The plan by the Federal Government to rehabilitate the Port Harcourt refinery at a whopping cost of $1.5 billion has attracted diverse reactions from Nigerians, with most of them opposing the plan. The Minister of State, Petroleum Resources, Chief Timpreye Sylva, disclosed that the decision to rehabilitate the refinery was taken at the 38th virtual meeting of the Federal Executive Council (FEC) presided by President Muhammadu Buhari.
According to the Minister, the rehabilitation of the refinery, the largest in the country, will be done in three phases of 18, 24 and 44 months. The contract was awarded to an Italian firm, Tecnimont Spa, said to be expert in refinery maintenance. Also, the funding, the minister disclosed, will be sourced from the Nigeria National Petroleum Corporation (NNPC), Internally Generated Revenue (IGR), budgetary allocations and Afreximbank, a leading finance institution based in Cairo, Egypt providing the bulk of the funding. The contract details also revealed that local content will be involved in the final execution of the project. Also, the Group Managing Director NNPC, Mele Kyari, has defended government’s position and why it preferred to repair the refinery instead of investing in new refineries or divesting part of government’s shareholding in the nation’s four refineries. According to him, the country does not have the financial muscle now to build a new refinery going by the prevailing economic situation.

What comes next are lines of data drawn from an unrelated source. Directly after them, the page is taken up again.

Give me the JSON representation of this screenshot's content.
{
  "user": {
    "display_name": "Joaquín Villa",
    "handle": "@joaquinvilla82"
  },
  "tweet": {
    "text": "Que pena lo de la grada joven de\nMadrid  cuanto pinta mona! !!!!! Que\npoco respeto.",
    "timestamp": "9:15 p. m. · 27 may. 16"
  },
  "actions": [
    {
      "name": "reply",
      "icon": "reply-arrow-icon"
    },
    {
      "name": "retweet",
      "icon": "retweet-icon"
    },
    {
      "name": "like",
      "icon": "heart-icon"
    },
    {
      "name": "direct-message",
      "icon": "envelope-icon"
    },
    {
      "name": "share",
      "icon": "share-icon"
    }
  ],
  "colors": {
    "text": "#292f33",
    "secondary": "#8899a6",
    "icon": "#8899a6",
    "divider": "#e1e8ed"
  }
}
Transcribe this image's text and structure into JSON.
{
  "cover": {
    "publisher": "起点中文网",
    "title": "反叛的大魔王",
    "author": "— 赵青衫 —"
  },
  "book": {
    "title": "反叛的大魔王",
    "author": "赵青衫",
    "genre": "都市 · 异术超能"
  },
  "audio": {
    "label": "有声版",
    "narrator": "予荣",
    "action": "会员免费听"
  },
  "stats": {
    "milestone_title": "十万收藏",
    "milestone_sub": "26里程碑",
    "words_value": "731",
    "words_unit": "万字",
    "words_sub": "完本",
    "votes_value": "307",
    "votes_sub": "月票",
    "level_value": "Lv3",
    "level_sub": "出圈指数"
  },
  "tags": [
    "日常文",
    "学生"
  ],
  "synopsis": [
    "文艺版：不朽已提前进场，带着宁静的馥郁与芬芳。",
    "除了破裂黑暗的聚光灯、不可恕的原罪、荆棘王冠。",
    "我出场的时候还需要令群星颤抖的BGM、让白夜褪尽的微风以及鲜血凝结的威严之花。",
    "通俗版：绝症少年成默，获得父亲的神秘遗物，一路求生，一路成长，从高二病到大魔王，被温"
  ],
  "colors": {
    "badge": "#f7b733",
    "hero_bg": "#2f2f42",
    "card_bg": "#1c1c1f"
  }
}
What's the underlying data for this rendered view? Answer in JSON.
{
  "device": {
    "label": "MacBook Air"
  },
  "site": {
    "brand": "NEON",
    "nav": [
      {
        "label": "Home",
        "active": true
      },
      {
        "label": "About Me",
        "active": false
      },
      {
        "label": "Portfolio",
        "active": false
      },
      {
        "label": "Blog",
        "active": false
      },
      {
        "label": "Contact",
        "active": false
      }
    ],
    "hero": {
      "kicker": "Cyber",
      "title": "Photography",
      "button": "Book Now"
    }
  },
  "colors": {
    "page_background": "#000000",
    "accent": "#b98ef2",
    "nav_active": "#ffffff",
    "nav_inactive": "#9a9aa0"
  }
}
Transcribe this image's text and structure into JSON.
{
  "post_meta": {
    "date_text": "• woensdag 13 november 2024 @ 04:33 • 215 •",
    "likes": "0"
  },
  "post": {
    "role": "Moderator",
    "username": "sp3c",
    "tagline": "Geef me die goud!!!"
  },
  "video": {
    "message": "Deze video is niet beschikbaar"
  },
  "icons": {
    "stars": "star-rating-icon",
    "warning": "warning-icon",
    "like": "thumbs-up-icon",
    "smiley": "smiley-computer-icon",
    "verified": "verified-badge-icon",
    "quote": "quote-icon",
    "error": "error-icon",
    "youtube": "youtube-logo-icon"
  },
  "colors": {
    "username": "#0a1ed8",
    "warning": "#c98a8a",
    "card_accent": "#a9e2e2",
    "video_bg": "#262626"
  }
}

Besides, he argued that building a new refinery now would cost the country a hefty $10billion, which is far beyond the $1.5bilion earmarked for the rehabilitation of the Port Harcourt refinery. Beyond that, he explained that Nigeria would have to live with the current importation of petroleum products, especially petrol, for at least another four years if the country embarks on building a new refinery, which many Nigerians consider the best option.
Despite the government’s explanation, we believe that the decision to repair the Port Harcourt refinery with $1.5billion is not tidy. We think that other contingency factors were not factored in before the Federal Executive Council arrived at its decision. The indisputable fact remains that the Port Harcourt refinery and the other three have continued to incur incalculable losses. For instance, the Port Harcourt refinery incurred over N47 billion, almost N4billion monthly in 2019, and generated no revenue during the same period. A better option would have been for the refinery to be sold to investors. But the government thought otherwise. It is, therefore, wasteful to refurbish the refinery with such a colossal amount.
So far, available statistics showed that the government had spent over $1.6billion on Turn-Around Maintenance (TAM) of the four refineries located in PH, Warri and Kaduna without any sign of improvement. It is disheartening that as the fifth largest exporter of crude oil in the world, Nigeria spends over $16million per day in importing refined petroleum. In four years alone, the four refineries cost the country $396.3million in maintenance. The total utilisation capacity of the four refineries was estimated at below 40 per cent of the total refining capacity. This makes our refineries the worst performing in Africa.
The poor state of the nation’s refineries mirrors the mismanagement of prized national assets that have put Nigeria in sorry spotlight among oil-producing countries. The Port Harcourt refinery was built in 1965 and operated and managed by defunct Shell BP. Its initial installed capacity was 35,000 barrels per day. Ownership of the refinery was passed to the Federal Government in 1970, and its capacity was upgraded to 60,000 bpd. And in 2020, its refining capacity was only 90, 000bpd out of the combined capacity of 210,000bpd.
There is concern that the amount earmarked for the refurbishment of the Port Harcourt refinery could end up being a waste considering the fact that private refineries are coming on stream soon. For example, the $12 billion Dangote refinery being constructed on 6180 acres of land between the Atlantic Ocean and Lekki Lagoon, which is expected to process about 650,000 bpd of crude oil per day, will soon be in operation. We believe that private sector participation in ventures like refineries is the right thing to do.
It is high time that government stopped money guzzling ventures, especially at this period of cash squeeze. The fact is that the constraints of the Port Harcourt refinery could be traceable to the abysmal performance of the other refineries in the country, in addition to inadequate products evacuation facilities. Overall, government should rethink the decision on the Port Harcourt refinery and come up with better options that are less prohibitive. We believe that contrary to the assertion of the NNPC boss, building new refineries will be a better option.